One doesn't normally put matting around canvas art but to get that look, framers use linen liners. Think of a frame, that's framing another frame that's been wrapped in linen and sometimes embellished with gold or silver, and then the painting is behind that. It's a lovely way to give substance to s smaller painting or make painting look important, but it is also a more traditional look and is not required unless you want that specific look and feel.


4: The backing:

When you get a pre-assembled frame, it often comes with a wood back, like hardboard. This isn't good. remember the acidic matboards? Those matboards were made with wood and wood has something in it called lignin. It's a fibrous substance that creates acid as it breaks down. So you want to avoid that, obviously. Professional framers will use acid-free adhesives to stick you're artwork to the acid free matboard before you sandwich that with the acid free foam core backing.

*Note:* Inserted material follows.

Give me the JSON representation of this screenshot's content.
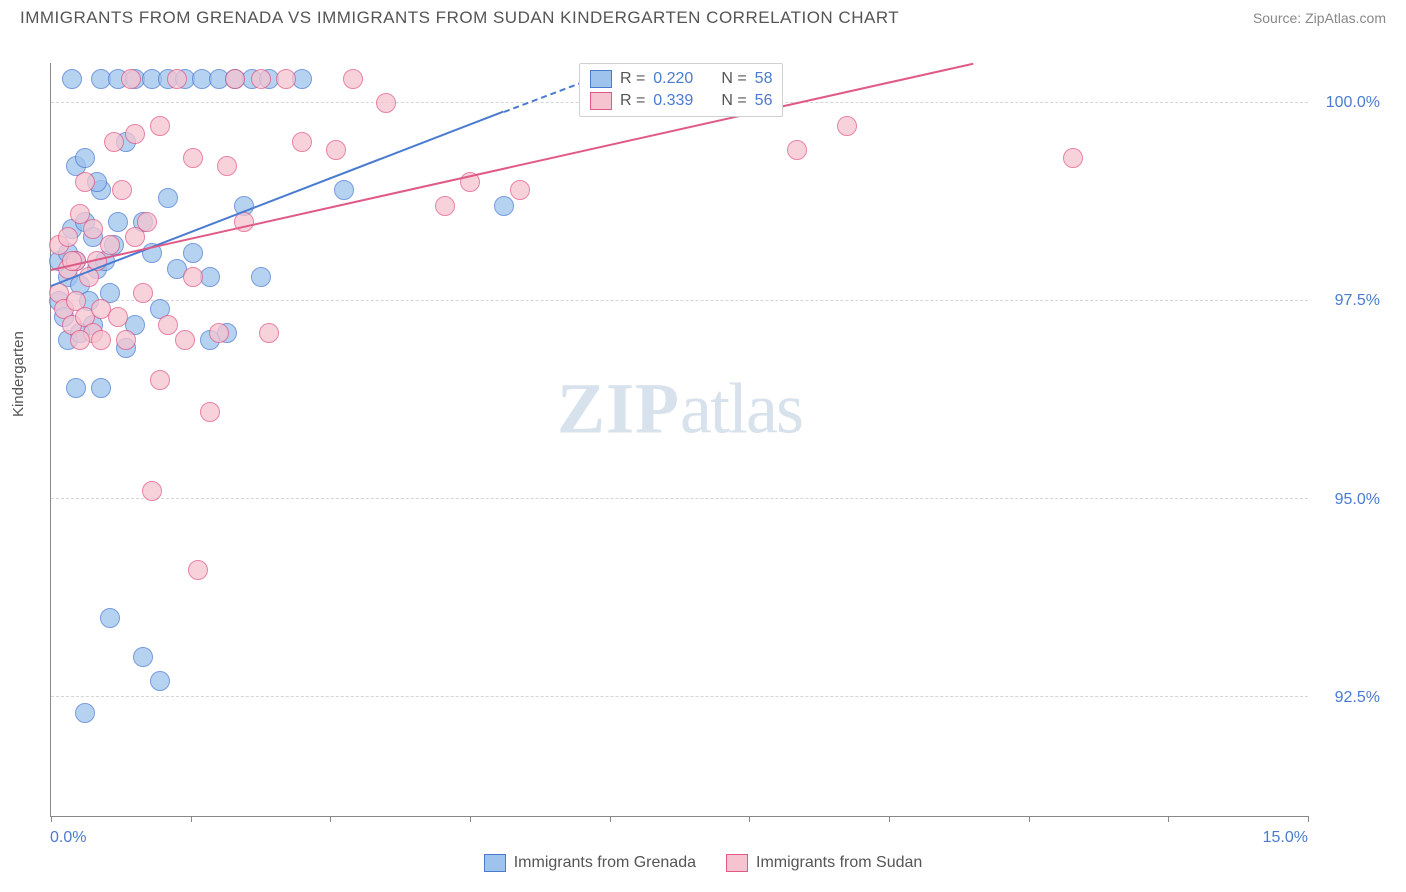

This kind of brings you back to the frame. Why would I use a wooden frame if it has lignin? You're artwork will not get acid burned if it does not touch the wood. Hence the purpose of the mat and backing keeping it from touching anything else. Canvas artwork skips this step.



5: Sealing the back:

The last part of framing is sealing the back. It's not only to avoid air pollutants from getting in and slowly killing your print or artwork, but it helps to keep those nasty bugs out too! Yep, I won't even mention what kinds of dead bugs I've seen fall out of old frames-yuck!

So with a wood frame, the framer will glue paper, usually brown craft paper or butcher paper to the back with a full seal of glue - no gaps!

For a metal frame, after the frame and the whole artwork sandwich is assembled, the framer has these awesome "springs" that slip between inside of the back of the frame and the backing, creating a a nice, tight seal. Canvas, framed or not, should get a paper seal too.


Now that you have an understanding of framing components and why they're used (or not used), you'll understand why getting something locally framed costs so much. They're bringing in the best for your artwork to last for generations.